Accordingly to Pascual et al., polymorphic rs1045642 allele T alters the expression of the gene encoding for the everolimus transporter ABCB1. Polymorphic rs1045642 C>T significantly correlated with risk of mucositis (OR 2.11, 95% CI 1.02–4.37, p = 0.043, according to univariate analysis; OR 2.27, 1.06–4.77, p = 0.031, according to multivariable analysis) [7]. This could be attributable to a fast change by which cells expel everolimus. This means that a therapy able to revert this polymorphism could lead to less everolimus-related side effects, reducing therefore risks to develop stomatitis and small skin injuries.

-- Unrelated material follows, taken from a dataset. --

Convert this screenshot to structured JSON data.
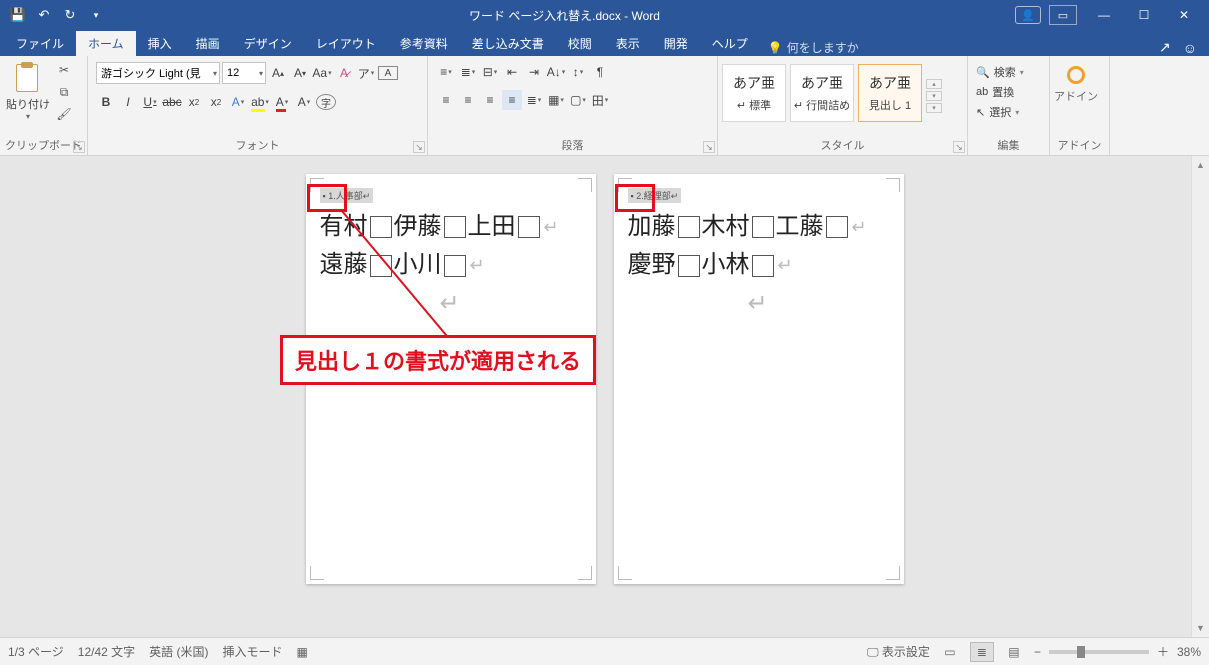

Personalized medicine aims to use molecular changes within tumors of patients to direct clinical treatment. Besides tumors, personalized medicine can be used to measure thiopurine methyltransferases before administration of azathioprine in intestinal inflammation. In oncology it becomes crucial in determining a maximum tolerated dose for the highest efficacy of the drug, without being toxic to the individual [32].

Personalized medicine in future should involve tailoring of therapy based on biology and genetics of each tumor as well as the clinical characteristics of each patient [33].

Better strategies for ad-hoc treatments of patients, based on the molecular characterization of tumors, will definitely rely on the study of single nucleotide polymorphisms.

The progress that has been achieved in the field is already encouraging and better conclusions from new clinical trials are warranted. For example it has been demonstrated that FGFR4 rs1966265 and FGFR2 rs2981578 have substantially contributed to the clinical outcome of breast cancer treated with chemotherapy, based on docetaxel-epirubicin-ciclophosfamide [34]. Moreover it has been also demonstrated that a polymorphism of uridine glucuronosyltransferase (UDPGT) is able to predict clearance of dell'epirubicine. In fact, it has been reported that clinical outcomes of early stage breast cancer with UGT2B7-161 C>T SNP correlate with metabolism, toxicity and efficacy of the chemotherapy and epirubicin [35].